ONE name regularly pops up when Phil Keed tells the story of his career in motorsport.

Colin Bond.

Keed joined the V8 Sleuth Podcast powered by Castrol this week in the first of a two-part episode looking back at his time in the sport to date, which includes over a decade in rallying in Australia and overseas prior to joining the Supercars scene full-time in 2003.

Bond bookends the entire period, from Keed’s very first involvement in the sport to his three years in Europe working for Prodrive on its Subaru rally programs.

“There’s a recurring theme of Bondy popping up at various points in my career and making some magic happen,” Keed explained.

The first time, however, it was a 15-year-old Keed that popped up in Bond’s career.

“I grew up in Sydney, the Chatswood area, and I realised their shop was just over in Gladesville,” he said.

“When I was in, I think, Year 9 – so around 15 (years old) – I just rang up the workshop to see if I could get involved. I can’t remember how I got the number, but I just cold-called.”

It worked though, and soon a teenage Keed was catching the bus after school to Bondy’s workshop, spending the afternoon working as a helper, then getting picked up by his mum at the end of the day, while he also joined the team trackside at local events.

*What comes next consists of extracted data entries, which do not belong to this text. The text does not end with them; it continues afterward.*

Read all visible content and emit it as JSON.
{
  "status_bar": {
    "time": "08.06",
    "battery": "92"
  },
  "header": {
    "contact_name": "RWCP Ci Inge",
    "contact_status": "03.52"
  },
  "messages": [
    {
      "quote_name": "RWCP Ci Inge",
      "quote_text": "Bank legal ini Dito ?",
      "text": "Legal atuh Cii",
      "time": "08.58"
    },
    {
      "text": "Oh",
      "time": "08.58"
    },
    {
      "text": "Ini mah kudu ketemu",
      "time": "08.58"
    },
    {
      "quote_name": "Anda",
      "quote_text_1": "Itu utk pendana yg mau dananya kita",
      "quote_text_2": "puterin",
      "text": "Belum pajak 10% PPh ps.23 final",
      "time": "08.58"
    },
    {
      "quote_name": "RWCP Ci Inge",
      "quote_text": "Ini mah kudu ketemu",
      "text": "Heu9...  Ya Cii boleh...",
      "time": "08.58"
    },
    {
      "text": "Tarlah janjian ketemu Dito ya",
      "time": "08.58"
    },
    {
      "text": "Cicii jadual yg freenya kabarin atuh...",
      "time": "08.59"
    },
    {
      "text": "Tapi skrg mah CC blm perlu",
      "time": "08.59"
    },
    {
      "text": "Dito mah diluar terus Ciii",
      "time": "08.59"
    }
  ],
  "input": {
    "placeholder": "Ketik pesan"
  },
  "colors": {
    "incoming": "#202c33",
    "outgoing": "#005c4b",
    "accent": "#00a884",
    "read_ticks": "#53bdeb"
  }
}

“To go out to the races, mum would drop me off at Bondy’s place down at Hunters Hill and I’d get a lift out to Amaroo when those races were on,” Keed said.

“At the time he lived about five minutes away so he’d be in and out of the workshop all the time. Just a lovely guy; I’m still really fond of him now and he always comes and says hello at the track. He took a bit of an interest in me and was always really encouraging and helpful.”

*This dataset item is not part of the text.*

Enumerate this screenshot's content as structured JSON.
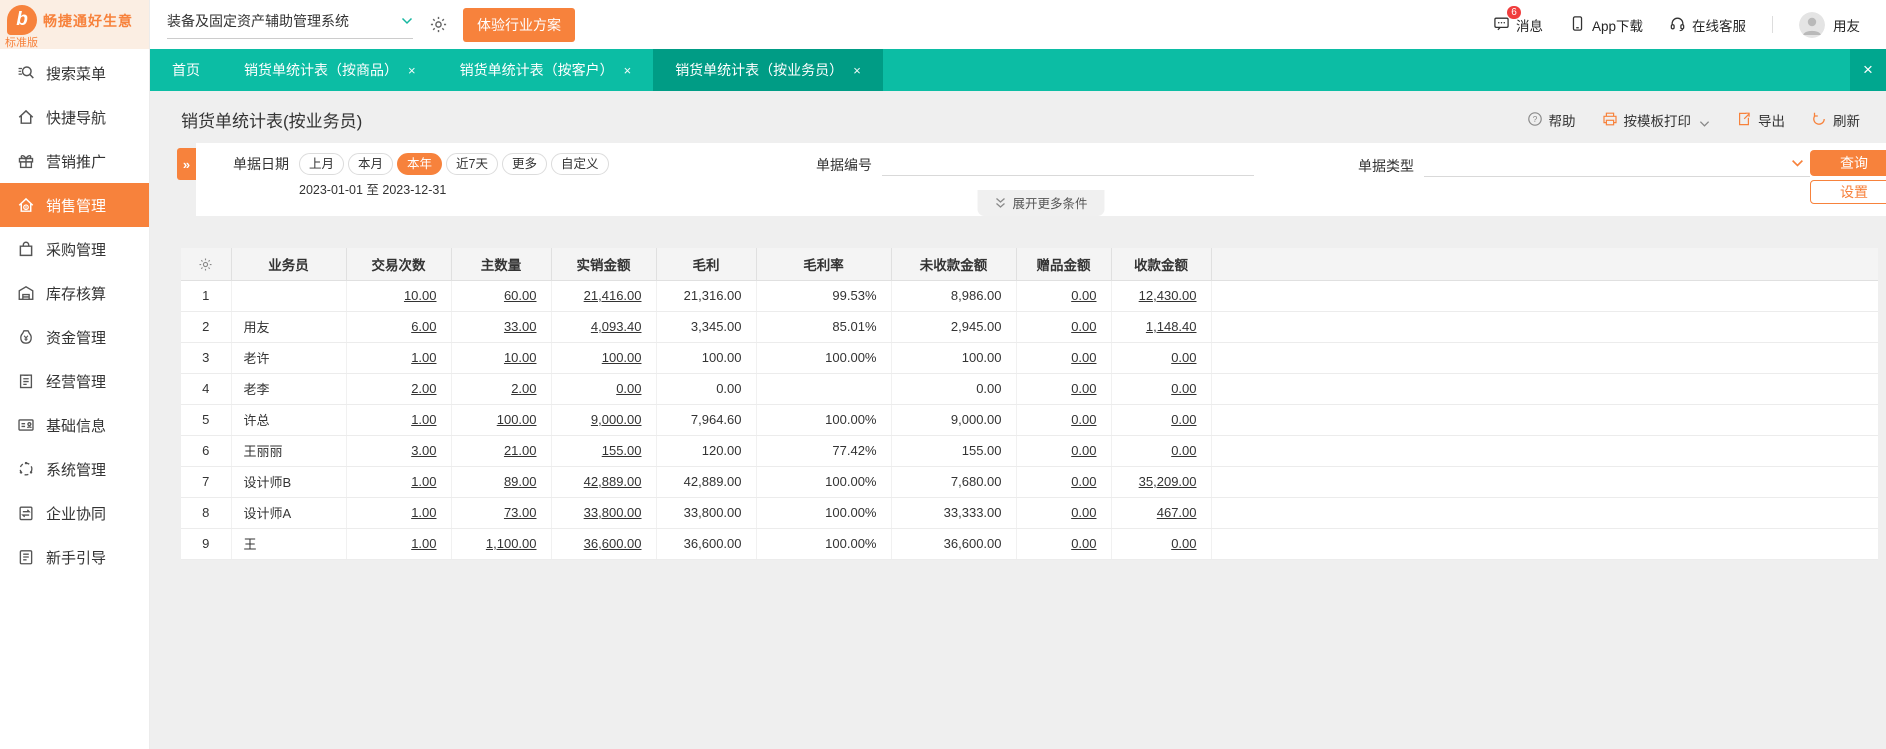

It was during this period that Keed’s career began to take a clear direction, albeit not the one he’d originally intended.

“At that time I thought I wanted to be a race driver, but I was smart enough to realise you needed a back-stop, so I thought I wanted to be a mechanic because I really idolised the boys in the shop,” he said.

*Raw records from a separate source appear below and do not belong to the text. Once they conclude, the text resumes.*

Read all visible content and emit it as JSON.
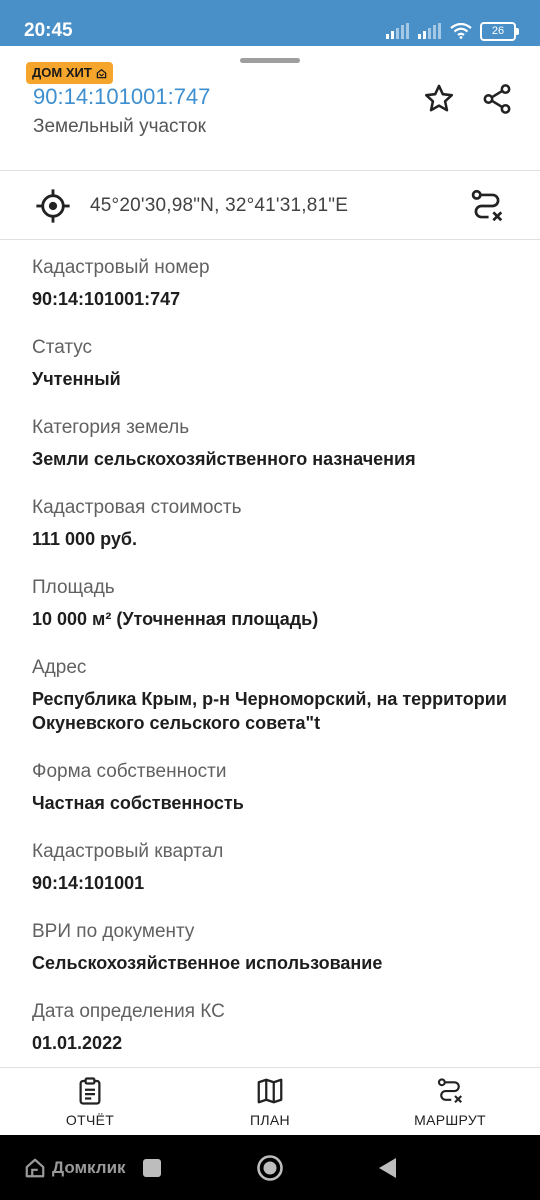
{
  "status_bar": {
    "time": "20:45",
    "battery": "26",
    "icons": [
      "signal-icon",
      "signal-icon",
      "wifi-icon",
      "battery-icon"
    ]
  },
  "header": {
    "badge": "ДОМ ХИТ",
    "cadastral_link": "90:14:101001:747",
    "subtitle": "Земельный участок",
    "icons": [
      "star-icon",
      "share-icon"
    ]
  },
  "coords": {
    "text": "45°20'30,98\"N, 32°41'31,81\"E",
    "icons": [
      "crosshair-icon",
      "route-clear-icon"
    ]
  },
  "fields": [
    {
      "label": "Кадастровый номер",
      "value": "90:14:101001:747"
    },
    {
      "label": "Статус",
      "value": "Учтенный"
    },
    {
      "label": "Категория земель",
      "value": "Земли сельскохозяйственного назначения"
    },
    {
      "label": "Кадастровая стоимость",
      "value": "111 000 руб."
    },
    {
      "label": "Площадь",
      "value": "10 000 м² (Уточненная площадь)"
    },
    {
      "label": "Адрес",
      "value": "Республика Крым, р-н Черноморский, на территории Окуневского сельского совета\"t"
    },
    {
      "label": "Форма собственности",
      "value": "Частная собственность"
    },
    {
      "label": "Кадастровый квартал",
      "value": "90:14:101001"
    },
    {
      "label": "ВРИ по документу",
      "value": "Сельскохозяйственное использование"
    },
    {
      "label": "Дата определения КС",
      "value": "01.01.2022"
    }
  ],
  "actions": {
    "report": "ОТЧЁТ",
    "plan": "ПЛАН",
    "route": "МАРШРУТ"
  },
  "navbar": {
    "brand": "Домклик"
  },
  "colors": {
    "status_bar": "#4a90c8",
    "badge": "#f5a52b",
    "link": "#3d8fd0"
  }
}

“I used to tell the boys that and, after a little while, once they saw how bad I was at mechanic-type things, they all said ‘young Phil, you really need to go to uni and become an engineer: this is where it’s all happening.’

“They were really polite about it, but I think they also realised that I would be a terrible mechanic – which I would. I really don’t have the strengths and characteristics that you need to be a successful mechanic.

“My poor mum was trying to stop me from leaving school at Year 10 and doing an apprenticeship, and the boys out at Bondy’s were the catalyst to refocus, stay at school and try and get into engineering.

Keed was part of the Bond team when it claimed third place in the 1988 Bathurst 1000, with former F1 world champion Alan Jones co-driving. Pic: an1images.com / Graeme Neander

“Bondy actually introduced me to Bob Riley, who was his old engineer from the very early days, who was running Ralliart Australia at that stage, so I switched across to helping them out.”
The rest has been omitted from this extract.